DV Posted by: Dhruv Verma
• 25 September, 2025
3 Reply

A corporate tax is applied by the government on the profits of the company, and it is a key source of revenue. A corporation is a separate and legal entity from its shareholders. All foreign and domestic companies are required to pay tax in accordance with the Income Tax Act. Domestic companies are required to pay taxes on all their global income, whereas foreign companies only have to pay taxes on the income they earn in India.

Tags : Corporate Tax

  • Vihaan Basu 30 September, 2025

    Are there any options to save corporate tax?

    • S
      Savetaxs 01 October, 2025

      To save corporate tax, you need to follow the points given below: 

       

      • All companies should utilize all the deductions and exemptions that can be used for research and development, and help to lower the taxable income. 
      • To save corporate tax, you should invest in some of the tax savings instruments, like financial schemes, bonds, which can give you different opportunities for tax savings. 
      • Make sure you have proper tax planning with all the financial professionals to get help in corporate tax savings. 
      • Having all the updated information and records helps to make claims decisions easily and avoid unnecessary penalties. 

       

  • Uday Bhatia 29 September, 2025

    Below are the different types of corporate tax:  

     

    1. Domestic Companies Tax: It includes Pvt Ltd companies that are registered in India.
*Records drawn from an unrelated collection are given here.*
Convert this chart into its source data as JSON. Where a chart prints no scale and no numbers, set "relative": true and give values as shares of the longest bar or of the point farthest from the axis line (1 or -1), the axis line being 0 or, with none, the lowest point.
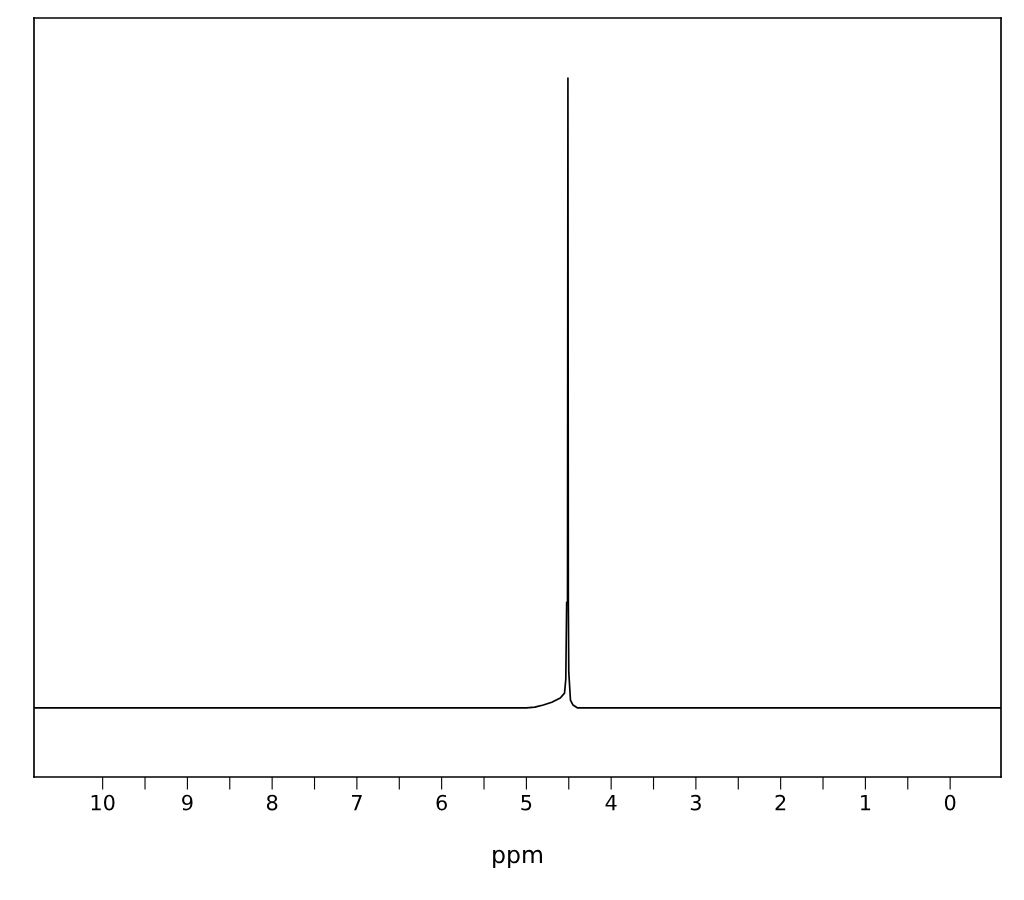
{
  "chart_data": {
    "type": "line",
    "xlabel": "ppm",
    "relative": true,
    "tick_labels": "x",
    "grid": false,
    "legend": false,
    "marker": "none",
    "line_style": "solid",
    "xlim": [
      10.81,
      -0.6
    ],
    "xticks": [
      10,
      {
        "value": 9.5,
        "label": null
      },
      9,
      {
        "value": 8.5,
        "label": null
      },
      8,
      {
        "value": 7.5,
        "label": null
      },
      7,
      {
        "value": 6.5,
        "label": null
      },
      6,
      {
        "value": 5.5,
        "label": null
      },
      5,
      {
        "value": 4.5,
        "label": null
      },
      4,
      {
        "value": 3.5,
        "label": null
      },
      3,
      {
        "value": 2.5,
        "label": null
      },
      2,
      {
        "value": 1.5,
        "label": null
      },
      1,
      {
        "value": 0.5,
        "label": null
      },
      0
    ],
    "series": [
      {
        "color": "#000000",
        "x": [
          10.81,
          9.5,
          8.0,
          6.5,
          5.5,
          5.0,
          4.9,
          4.8,
          4.7,
          4.6,
          4.55,
          4.535,
          4.525,
          4.515,
          4.51,
          4.505,
          4.5,
          4.48,
          4.45,
          4.4,
          3.5,
          2.0,
          0.5,
          -0.6
        ],
        "values": [
          0.099,
          0.099,
          0.099,
          0.099,
          0.099,
          0.099,
          0.1,
          0.103,
          0.107,
          0.113,
          0.12,
          0.14,
          0.25,
          0.25,
          1.0,
          0.25,
          0.15,
          0.11,
          0.103,
          0.099,
          0.099,
          0.099,
          0.099,
          0.099
        ]
      }
    ]
  }
}
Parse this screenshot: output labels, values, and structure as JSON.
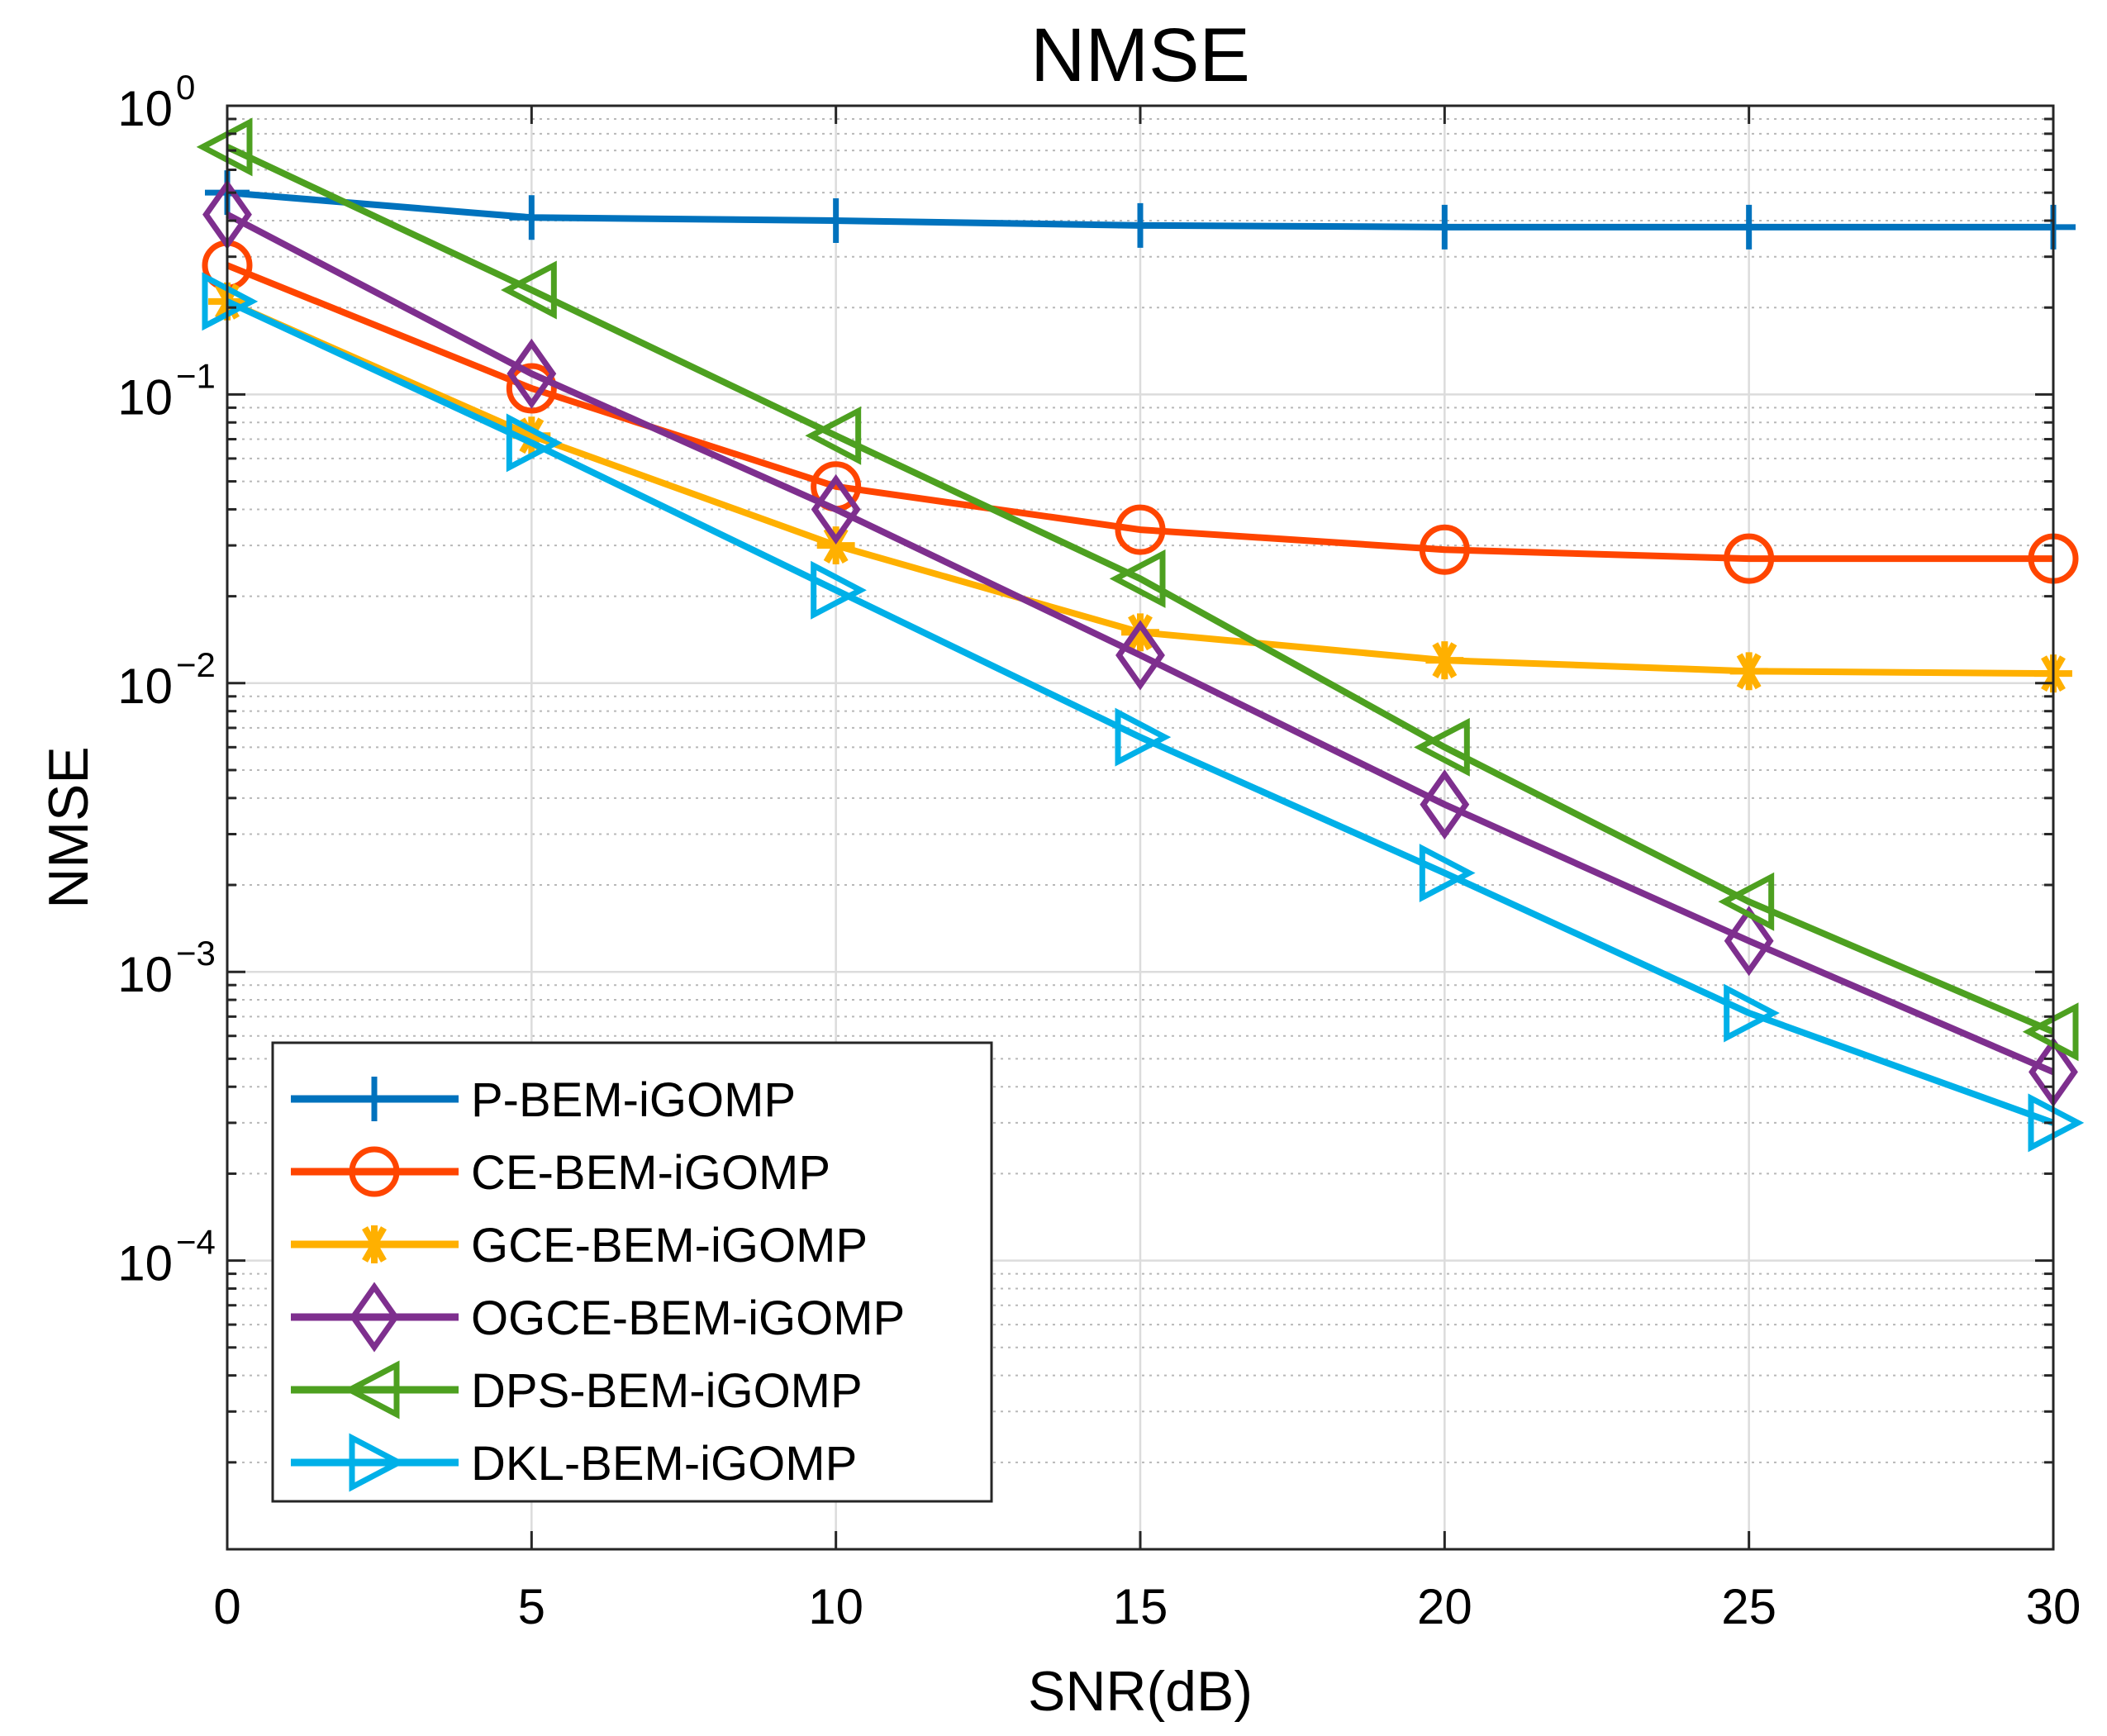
{
  "chart_data": {
    "type": "line",
    "title": "NMSE",
    "xlabel": "SNR(dB)",
    "ylabel": "NMSE",
    "x": [
      0,
      5,
      10,
      15,
      20,
      25,
      30
    ],
    "xlim": [
      0,
      30
    ],
    "ylim": [
      1e-05,
      1
    ],
    "yscale": "log",
    "x_ticks": [
      "0",
      "5",
      "10",
      "15",
      "20",
      "25",
      "30"
    ],
    "y_ticks": [
      {
        "value": 1,
        "base": "10",
        "exp": "0"
      },
      {
        "value": 0.1,
        "base": "10",
        "exp": "−1"
      },
      {
        "value": 0.01,
        "base": "10",
        "exp": "−2"
      },
      {
        "value": 0.001,
        "base": "10",
        "exp": "−3"
      },
      {
        "value": 0.0001,
        "base": "10",
        "exp": "−4"
      }
    ],
    "grid": true,
    "minor_grid": true,
    "legend_position": "bottom-left",
    "series": [
      {
        "name": "P-BEM-iGOMP",
        "color": "#0072BD",
        "marker": "plus",
        "values": [
          0.5,
          0.41,
          0.4,
          0.385,
          0.38,
          0.38,
          0.38
        ]
      },
      {
        "name": "CE-BEM-iGOMP",
        "color": "#FF4500",
        "marker": "circle",
        "values": [
          0.28,
          0.105,
          0.048,
          0.034,
          0.029,
          0.027,
          0.027
        ]
      },
      {
        "name": "GCE-BEM-iGOMP",
        "color": "#FFB000",
        "marker": "asterisk",
        "values": [
          0.21,
          0.072,
          0.03,
          0.015,
          0.012,
          0.011,
          0.0108
        ]
      },
      {
        "name": "OGCE-BEM-iGOMP",
        "color": "#7E2F8E",
        "marker": "diamond",
        "values": [
          0.42,
          0.118,
          0.04,
          0.0125,
          0.0038,
          0.00128,
          0.00045
        ]
      },
      {
        "name": "DPS-BEM-iGOMP",
        "color": "#4DA020",
        "marker": "triangle-left",
        "values": [
          0.72,
          0.23,
          0.072,
          0.023,
          0.006,
          0.00175,
          0.00062
        ]
      },
      {
        "name": "DKL-BEM-iGOMP",
        "color": "#00B0E8",
        "marker": "triangle-right",
        "values": [
          0.21,
          0.068,
          0.021,
          0.0065,
          0.0022,
          0.00072,
          0.0003
        ]
      }
    ]
  }
}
All the companies under such criteria are required to pay the liable tax on the basis of their annual income. 
    2. Foreign Companies Tax: If a company operates in India but is registered outside, then these companies have to pay taxes on the income earned in India only. 
    3. Minimum Alternate Tax: The MAT is introduced, which allows all companies to pay a minimum amount of tax on their profits, and it ensures that all contribute to the tax pool for claiming deductions and exemptions. 
    4. Dividend Distribution Tax (DDT): DDT is the tax that you need to pay before the dividends are distributed. and the government receives tax on the distributed profits. 
    5. Surcharge and Cess: Corporations need to pay surcharges and cess, which are calculated as a percentage and contribute to national funds and welfare programs.